What's in our Pantry: Rice Noodles
In a continuation of finding good stuff in our pantry to cook during these unique times, we're reaching far back and exploring those rice noodles you might've purchased for pad thai you never made, or spring rolls you only made once... Or you may cook with rice noodles a lot (i do!). Here's an easy recipe - I used flat wide rice noodles, but you could use any rice noodles. And one of the big advantages of rice noodles is that they cook (or rehydrate) very quickly, making this a quick, easy, healthy meal.
Ingredients* for approx. 4 servings:
198 grams - depending on noodles, about a half package-- your choice (could use everything from cellophane noodles to wide noodles) canola or vegetable oil 2 minced garlic cloves 1 inch ginger - grated, minced or roughly chopped
2 chicken breast
1 to 2 zucchini or any summer squash, sliced
1 medium onion, chopped
5 mushrooms, sliced
1 red bell pepper, sliced
Sauce: 3 tablespoons light soy sauce
1.5 tablespoons sesame oil
2 tsp sambal or sriracha (more if you like heat)
chopped cilantro white pepper Salt to taste Sesame seeds
Method: Cook rice noodles according to package directions
In a wok or heavy bottom skillet on high heat, heat oil, add ginger & garlic and heat until fragrant. Toss in chicken and cook until almost done. Remove from heat. In same pan, add more oil if necessary. Toss in onions, mushrooms and squash - cook until tender. Add peppers and cook until heated. Add chicken back into pan and finish cooking until done. If pan is large enough, add noodles and sauce, tossing together to incorporate well - if pan is not large enough this step can be done in a bowl. Top with cilantro, sesame seeds and season with white pepper and salt if needed.

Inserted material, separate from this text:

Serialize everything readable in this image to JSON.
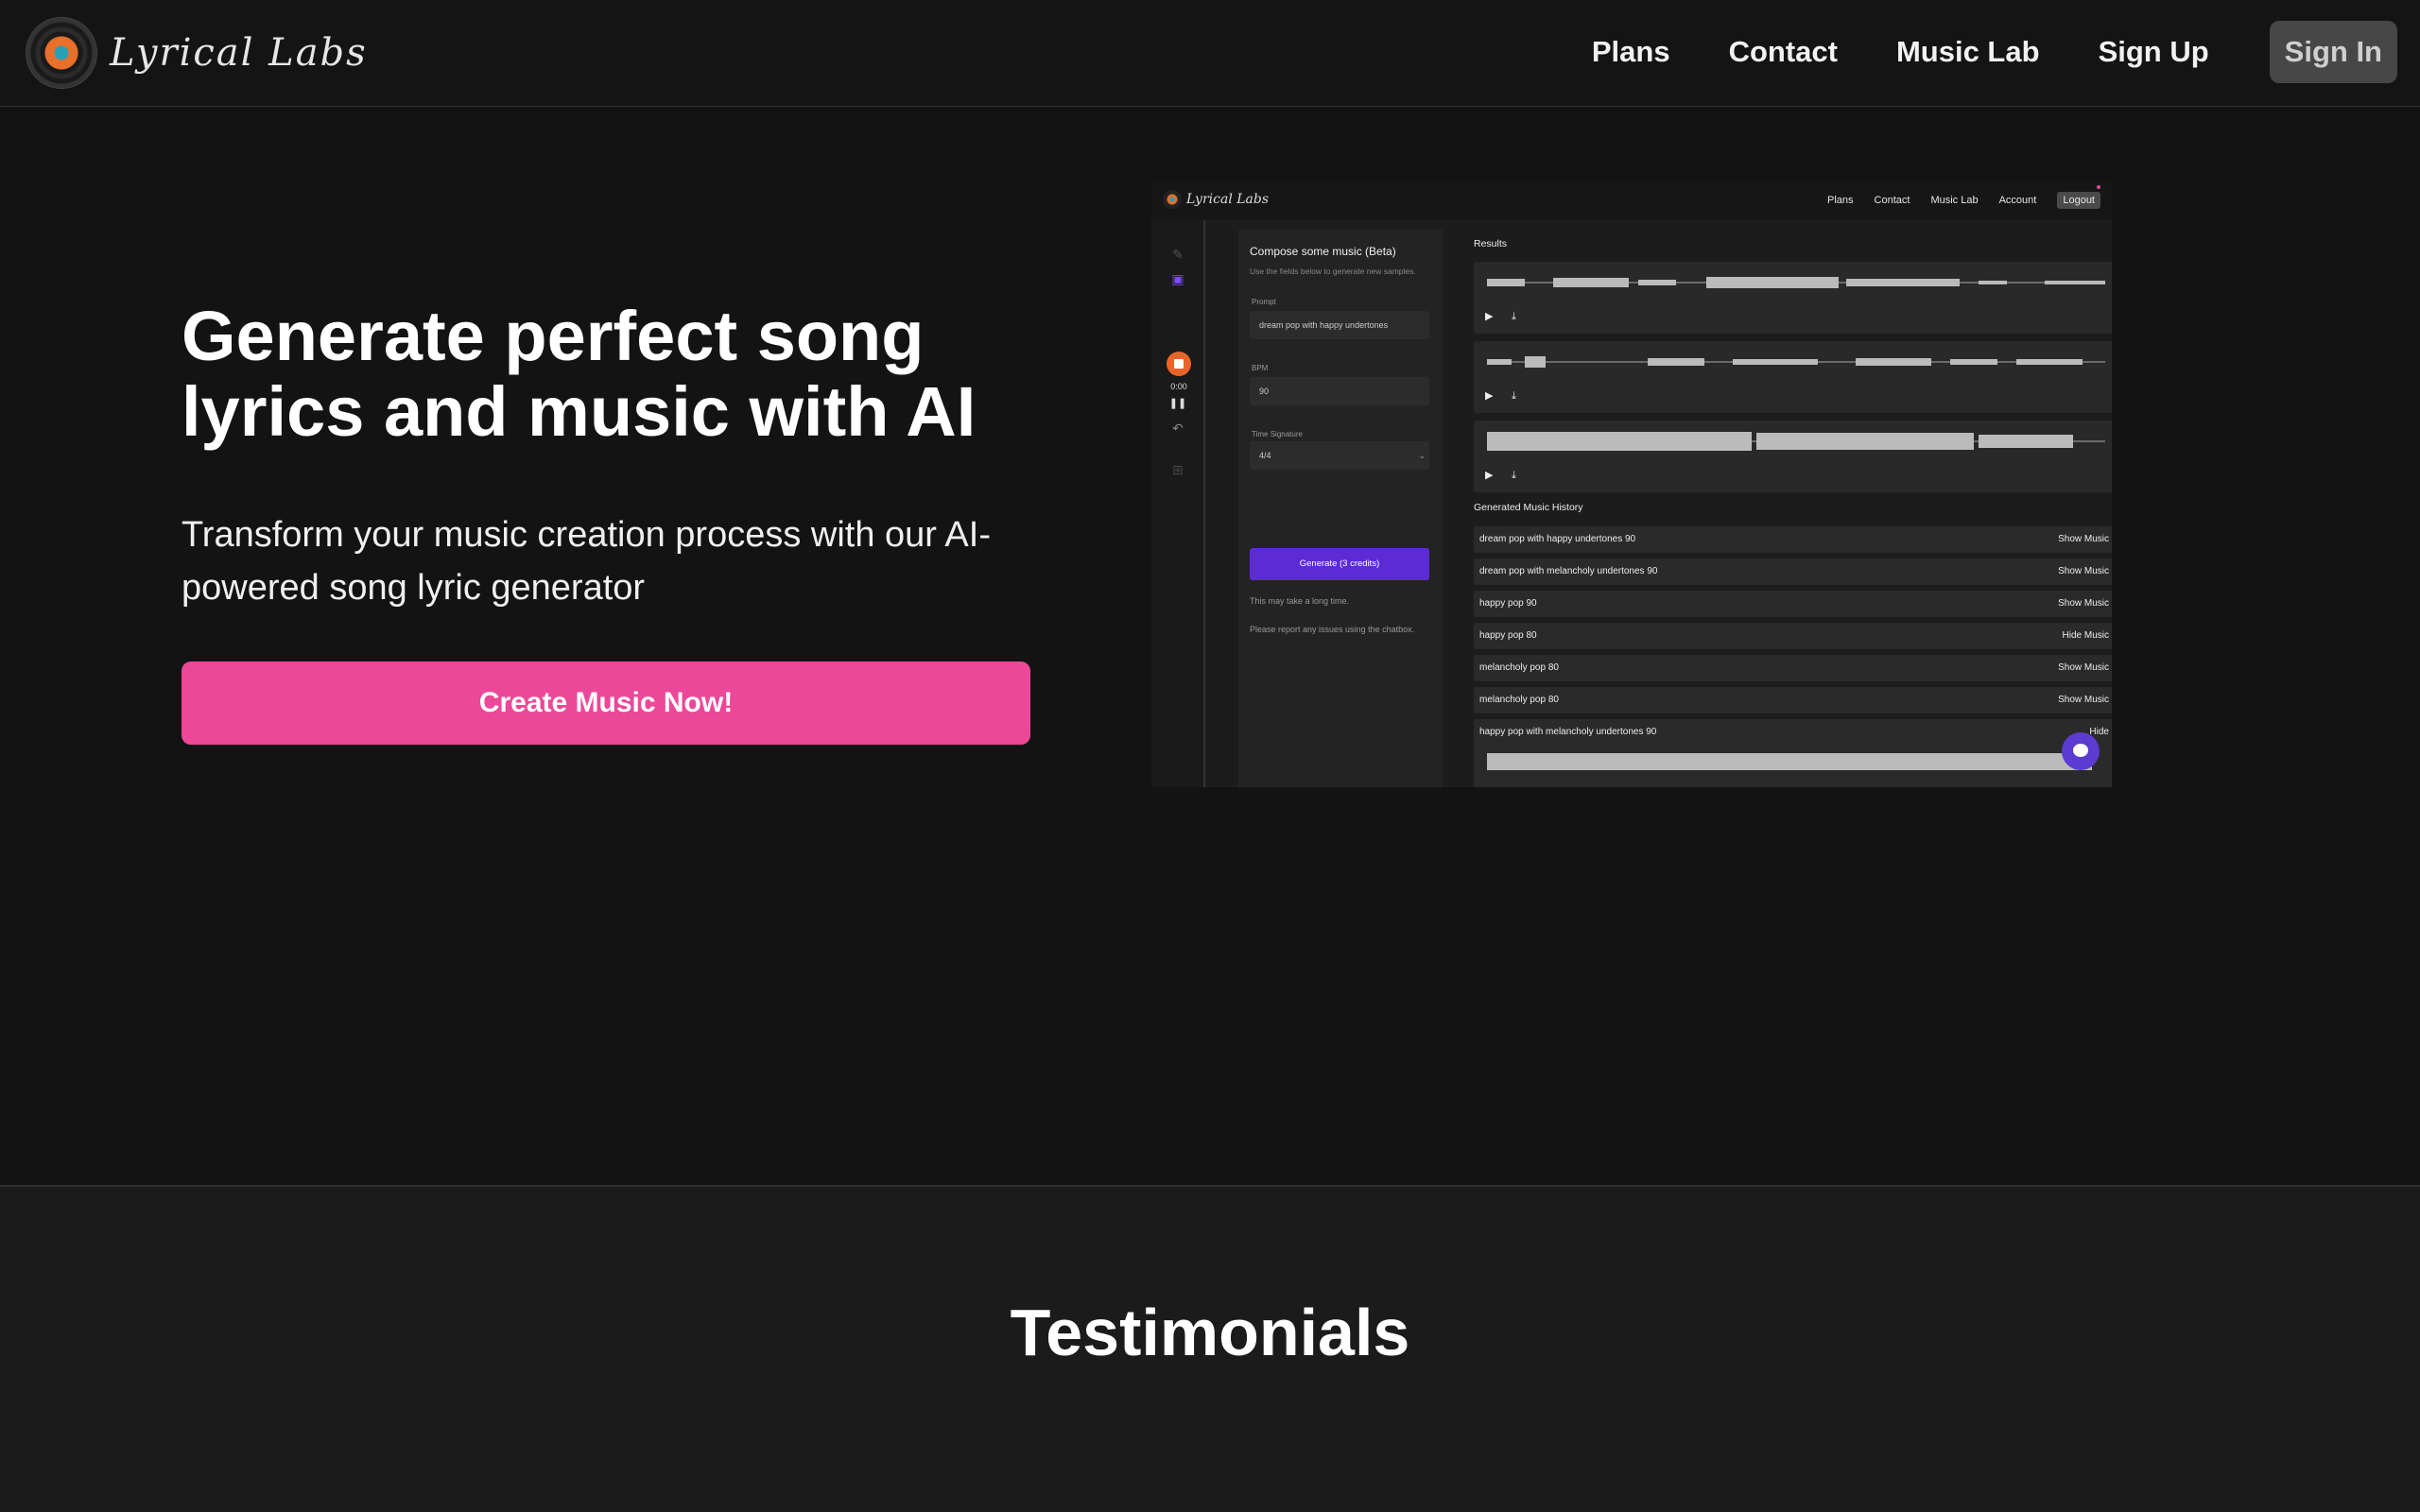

Enjoy with Wautoma Springs Rosé! Cheers!
*Many subs could made with this recipe - especially since now is not the time to run to the store to pick up one thing. If you don't have chicken breast - use thighs, or no chicken at all (this would be great with any meat, even fish, although we suggest roasting or pan cooking fish separate then plating on the side) - and easily could be a filling vegetarian dish on it's own or with tofu. Use whichever veggies you have and sound good. Don't have ginger? Won't ruin it. You could sub dried ginger, or just go without. Don't have light soy sauce - use regular, but less. Don't have soy sauce period? No problem, use a touch of water, vinegar or wine to deglaze the pan and then use extra salt to season. No sesame oil? A bummer, but not needed (just different flavor). You could chop up peanuts instead, or go a completely different direction with lime juice and zest (and a pinch of sugar). No hot sauce? Try chili flakes or cayenne pepper - or skip. No white pepper? Skip it. No cilantro? Use parsley, basil, tarragon instead - if you have it. If you don't, won't ruin the meal (some thinly sliced cucumbers would be nice, too!)